Germany also has a ton of smaller parties, like Liebich’s, that exist to bring up specific ideas or to mobilize single-issue voters. (Liebich won his seat back, by the way. “I’m very proud of this result,” he said in a Facebook post thanking his supporters.) This year, these small parties included an anti-euro party called the AFD and a “Pirate” party that stood for Internet freedom. But these groups don’t really strive to get any bigger -- they’re generally just happy to maintain their numbers from the previous election, usually somewhere in the realm of 5 to 12 percent of the vote. But they do serve as kind of a release valve for extreme beliefs, potentially making it less likely that debates within big parties would become hijacked by the fringe.

The biggest difference is that the parliamentary system, in Germany and elsewhere, seems to encourage consensus. Germany’s parties -- sometimes even major rivals like the SPD and CDU -- have to form governments together and agree on major decisions, even if they just finished running against each other.
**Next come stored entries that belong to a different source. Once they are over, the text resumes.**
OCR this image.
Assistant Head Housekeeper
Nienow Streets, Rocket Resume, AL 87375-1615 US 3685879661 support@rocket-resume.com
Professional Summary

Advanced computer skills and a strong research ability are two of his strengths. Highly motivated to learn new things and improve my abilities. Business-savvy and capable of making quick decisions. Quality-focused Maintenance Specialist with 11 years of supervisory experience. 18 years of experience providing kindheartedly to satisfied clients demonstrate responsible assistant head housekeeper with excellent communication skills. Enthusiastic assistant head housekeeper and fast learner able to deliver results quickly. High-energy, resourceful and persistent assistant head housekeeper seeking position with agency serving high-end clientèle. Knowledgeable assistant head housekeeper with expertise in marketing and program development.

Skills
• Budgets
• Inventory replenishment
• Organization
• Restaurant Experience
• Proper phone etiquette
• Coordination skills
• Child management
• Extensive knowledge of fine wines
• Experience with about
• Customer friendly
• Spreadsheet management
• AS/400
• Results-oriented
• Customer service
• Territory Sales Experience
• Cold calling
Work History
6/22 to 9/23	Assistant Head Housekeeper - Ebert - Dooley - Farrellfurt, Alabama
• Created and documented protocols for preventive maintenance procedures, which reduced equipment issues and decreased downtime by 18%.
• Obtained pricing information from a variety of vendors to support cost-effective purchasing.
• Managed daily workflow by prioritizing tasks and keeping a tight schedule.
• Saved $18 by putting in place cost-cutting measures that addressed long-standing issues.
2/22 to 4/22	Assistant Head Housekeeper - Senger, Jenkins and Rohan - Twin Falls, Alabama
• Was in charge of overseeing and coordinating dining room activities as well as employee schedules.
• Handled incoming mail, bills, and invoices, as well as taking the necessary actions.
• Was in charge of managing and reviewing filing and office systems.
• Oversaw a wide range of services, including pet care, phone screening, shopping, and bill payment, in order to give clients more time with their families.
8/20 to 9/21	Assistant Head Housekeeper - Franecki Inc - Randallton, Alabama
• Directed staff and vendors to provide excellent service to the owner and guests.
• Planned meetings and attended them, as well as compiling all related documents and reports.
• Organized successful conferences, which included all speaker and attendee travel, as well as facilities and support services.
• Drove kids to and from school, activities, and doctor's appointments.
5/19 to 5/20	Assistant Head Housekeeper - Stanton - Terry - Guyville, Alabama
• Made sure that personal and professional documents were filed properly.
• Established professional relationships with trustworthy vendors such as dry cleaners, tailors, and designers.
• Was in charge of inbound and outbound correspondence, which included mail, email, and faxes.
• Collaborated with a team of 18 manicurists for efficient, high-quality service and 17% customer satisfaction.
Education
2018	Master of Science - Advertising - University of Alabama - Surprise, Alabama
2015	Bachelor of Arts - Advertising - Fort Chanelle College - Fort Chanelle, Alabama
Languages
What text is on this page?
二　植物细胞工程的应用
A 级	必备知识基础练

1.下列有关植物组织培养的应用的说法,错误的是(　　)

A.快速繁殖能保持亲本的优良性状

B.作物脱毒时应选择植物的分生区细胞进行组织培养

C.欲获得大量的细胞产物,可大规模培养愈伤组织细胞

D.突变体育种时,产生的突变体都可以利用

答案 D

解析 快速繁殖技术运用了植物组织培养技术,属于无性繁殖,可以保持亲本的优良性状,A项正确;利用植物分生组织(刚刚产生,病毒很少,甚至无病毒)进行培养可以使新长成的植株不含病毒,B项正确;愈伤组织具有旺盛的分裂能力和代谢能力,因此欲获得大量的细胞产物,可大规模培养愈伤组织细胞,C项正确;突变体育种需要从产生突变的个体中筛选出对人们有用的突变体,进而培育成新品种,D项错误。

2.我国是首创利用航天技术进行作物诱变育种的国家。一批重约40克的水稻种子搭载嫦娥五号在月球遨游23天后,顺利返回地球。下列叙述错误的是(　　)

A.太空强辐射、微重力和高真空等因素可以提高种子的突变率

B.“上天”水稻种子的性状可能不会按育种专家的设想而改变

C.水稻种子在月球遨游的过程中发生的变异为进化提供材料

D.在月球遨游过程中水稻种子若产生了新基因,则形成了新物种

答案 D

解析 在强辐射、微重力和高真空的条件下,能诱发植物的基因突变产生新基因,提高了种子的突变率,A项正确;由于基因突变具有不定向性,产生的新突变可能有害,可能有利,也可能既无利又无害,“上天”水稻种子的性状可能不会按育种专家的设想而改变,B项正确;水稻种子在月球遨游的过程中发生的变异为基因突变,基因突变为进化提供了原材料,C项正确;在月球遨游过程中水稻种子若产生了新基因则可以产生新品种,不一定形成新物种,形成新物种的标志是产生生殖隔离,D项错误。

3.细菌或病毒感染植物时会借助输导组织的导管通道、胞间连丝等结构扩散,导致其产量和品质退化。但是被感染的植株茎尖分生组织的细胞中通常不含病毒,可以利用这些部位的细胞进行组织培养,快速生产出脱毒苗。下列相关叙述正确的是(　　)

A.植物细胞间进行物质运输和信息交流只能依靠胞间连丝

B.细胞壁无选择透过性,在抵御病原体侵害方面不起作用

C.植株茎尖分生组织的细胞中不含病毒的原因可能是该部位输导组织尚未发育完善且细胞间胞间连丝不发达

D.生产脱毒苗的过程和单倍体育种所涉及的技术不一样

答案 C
If you’re a candidate for chancellor, you can’t eviscerate your opponent in a nasty attack ad, because two months later you might be working shoulder to shoulder to try to fix the euro crisis.

Germans are especially fans of this kind of political harmony because of their national bogeyman, “history” -- which I learned in my four days there is a euphemism for “Holocaust.” Between the kaisers, the Nazis, and the Communists, the country has seen its fair share of rancor, and for the past few decades they’ve been relieved just to have a little peace, love, and civil campaigning.

“After the strong and bloody ideologies of the 20th century, Germans are fed up,” Eckart von Klaeden, a CDU member of the Bundestag, said. “They appreciate pragmatism.”